Essendo all’interno del sistema cultura, il suo approccio sarà più interpretativo che
causalistico, al contrario la psicologia transcultuale esaminerà le influenze causali
della cultura sulla mente.
1.6.3 Un’integrazione?
La psicologia transculturale e quella culturale sono davvero due prospettive
inconciliabili?
I due approcci non sono in realtà così separati, sono entrambi necessari allo studio
dell’individuo, si deve poter passare flessibilmente dall’uno all’altro, poiché “non
si può rispondere alla domanda sulla specificità dell’esperienza del soggetto se
non si risponde a quella sulla tipicità, e viceversa” (Smorti, 2003, p.81).

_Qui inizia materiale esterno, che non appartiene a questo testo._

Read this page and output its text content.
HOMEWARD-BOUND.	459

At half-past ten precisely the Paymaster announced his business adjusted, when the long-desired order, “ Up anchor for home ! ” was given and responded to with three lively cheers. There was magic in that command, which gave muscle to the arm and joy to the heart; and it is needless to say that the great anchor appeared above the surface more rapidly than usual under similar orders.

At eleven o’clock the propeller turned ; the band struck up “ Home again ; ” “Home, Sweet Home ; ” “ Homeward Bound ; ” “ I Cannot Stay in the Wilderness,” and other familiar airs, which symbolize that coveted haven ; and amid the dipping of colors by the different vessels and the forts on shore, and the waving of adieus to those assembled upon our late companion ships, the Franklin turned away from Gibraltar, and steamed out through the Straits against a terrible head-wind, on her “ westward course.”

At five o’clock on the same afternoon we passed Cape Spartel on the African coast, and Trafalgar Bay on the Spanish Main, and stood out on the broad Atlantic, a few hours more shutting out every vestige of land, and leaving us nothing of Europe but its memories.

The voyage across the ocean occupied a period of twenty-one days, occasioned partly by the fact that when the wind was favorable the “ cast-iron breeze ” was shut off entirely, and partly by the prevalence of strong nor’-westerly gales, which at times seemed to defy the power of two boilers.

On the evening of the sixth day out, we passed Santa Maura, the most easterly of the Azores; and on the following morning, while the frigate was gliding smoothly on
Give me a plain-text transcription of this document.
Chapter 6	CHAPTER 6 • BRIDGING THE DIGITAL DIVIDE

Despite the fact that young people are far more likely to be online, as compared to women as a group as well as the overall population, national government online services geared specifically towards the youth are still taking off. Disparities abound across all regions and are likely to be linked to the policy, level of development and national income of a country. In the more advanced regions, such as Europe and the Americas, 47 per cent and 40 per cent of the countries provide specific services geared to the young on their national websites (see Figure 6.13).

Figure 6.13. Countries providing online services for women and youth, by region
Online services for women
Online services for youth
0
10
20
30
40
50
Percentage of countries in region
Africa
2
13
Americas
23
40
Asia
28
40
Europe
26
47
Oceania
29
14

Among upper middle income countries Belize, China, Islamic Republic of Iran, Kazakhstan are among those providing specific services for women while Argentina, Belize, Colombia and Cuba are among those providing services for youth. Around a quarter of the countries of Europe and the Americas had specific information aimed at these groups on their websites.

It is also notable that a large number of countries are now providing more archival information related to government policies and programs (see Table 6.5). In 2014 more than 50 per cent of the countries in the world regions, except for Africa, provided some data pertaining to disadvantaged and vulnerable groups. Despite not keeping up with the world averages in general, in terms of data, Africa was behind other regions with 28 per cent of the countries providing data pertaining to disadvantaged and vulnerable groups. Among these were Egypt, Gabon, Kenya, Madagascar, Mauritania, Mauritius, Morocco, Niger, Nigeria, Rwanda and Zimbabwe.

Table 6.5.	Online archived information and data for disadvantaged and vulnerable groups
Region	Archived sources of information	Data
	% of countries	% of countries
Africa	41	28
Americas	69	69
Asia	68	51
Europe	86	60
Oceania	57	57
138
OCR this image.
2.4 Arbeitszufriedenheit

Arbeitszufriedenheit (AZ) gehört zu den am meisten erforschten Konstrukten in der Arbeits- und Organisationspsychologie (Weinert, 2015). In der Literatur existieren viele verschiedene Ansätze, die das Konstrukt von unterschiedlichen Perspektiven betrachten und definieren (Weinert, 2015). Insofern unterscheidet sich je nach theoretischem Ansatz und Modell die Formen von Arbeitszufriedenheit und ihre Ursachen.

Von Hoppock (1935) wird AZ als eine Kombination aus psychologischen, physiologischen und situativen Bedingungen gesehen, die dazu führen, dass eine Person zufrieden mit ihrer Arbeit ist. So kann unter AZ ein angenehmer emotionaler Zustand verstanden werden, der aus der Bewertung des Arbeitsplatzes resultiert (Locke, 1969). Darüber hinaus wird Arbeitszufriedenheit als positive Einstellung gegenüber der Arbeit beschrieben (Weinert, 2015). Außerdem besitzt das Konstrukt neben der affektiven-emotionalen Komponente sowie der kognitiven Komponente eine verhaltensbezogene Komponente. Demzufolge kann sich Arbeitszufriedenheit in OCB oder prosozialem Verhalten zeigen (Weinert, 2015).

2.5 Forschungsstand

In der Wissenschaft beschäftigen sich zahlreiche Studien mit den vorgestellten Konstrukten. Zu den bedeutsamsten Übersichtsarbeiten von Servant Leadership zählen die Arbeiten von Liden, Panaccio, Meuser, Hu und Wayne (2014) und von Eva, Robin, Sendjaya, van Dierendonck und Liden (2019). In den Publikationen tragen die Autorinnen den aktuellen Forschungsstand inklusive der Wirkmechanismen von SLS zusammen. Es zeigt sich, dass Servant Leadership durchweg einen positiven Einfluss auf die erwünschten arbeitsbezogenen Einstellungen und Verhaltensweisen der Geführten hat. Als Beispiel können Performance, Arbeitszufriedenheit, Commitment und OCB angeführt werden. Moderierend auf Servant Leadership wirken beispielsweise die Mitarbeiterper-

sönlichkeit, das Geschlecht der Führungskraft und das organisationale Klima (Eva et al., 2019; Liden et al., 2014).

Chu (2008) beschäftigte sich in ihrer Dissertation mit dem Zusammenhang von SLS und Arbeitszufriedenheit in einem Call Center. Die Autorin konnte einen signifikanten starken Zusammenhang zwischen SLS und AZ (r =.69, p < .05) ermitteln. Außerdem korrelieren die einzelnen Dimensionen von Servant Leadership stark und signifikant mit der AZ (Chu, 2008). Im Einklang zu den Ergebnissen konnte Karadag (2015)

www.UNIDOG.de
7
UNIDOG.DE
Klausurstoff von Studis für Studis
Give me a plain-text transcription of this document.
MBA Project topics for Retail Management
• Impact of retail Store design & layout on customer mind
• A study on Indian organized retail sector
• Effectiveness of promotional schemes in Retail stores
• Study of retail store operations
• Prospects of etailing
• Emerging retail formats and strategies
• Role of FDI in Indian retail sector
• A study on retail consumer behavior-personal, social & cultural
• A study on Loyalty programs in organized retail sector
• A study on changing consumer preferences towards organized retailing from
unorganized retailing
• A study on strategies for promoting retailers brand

Anche da un punto di vista metodologico, i due approcci non si escludono a
vicenda, ma possono costituire passi successivi di una ricerca (Berry, 1992).
Psicologia transculturale e culturale sono discipline che pongono istanze teorico-
metodologiche legittime ma incomplete, in quanto, come già detto, la prima si
sofferma sulla diversità culturale e la seconda ne sottolinea la somiglianza.
In conclusione, entrambe sembrano essere necessarie per comprendere la realtà
culturale, di conseguenza, più che due orientamenti diversi devono essere
considerate due visioni complementari.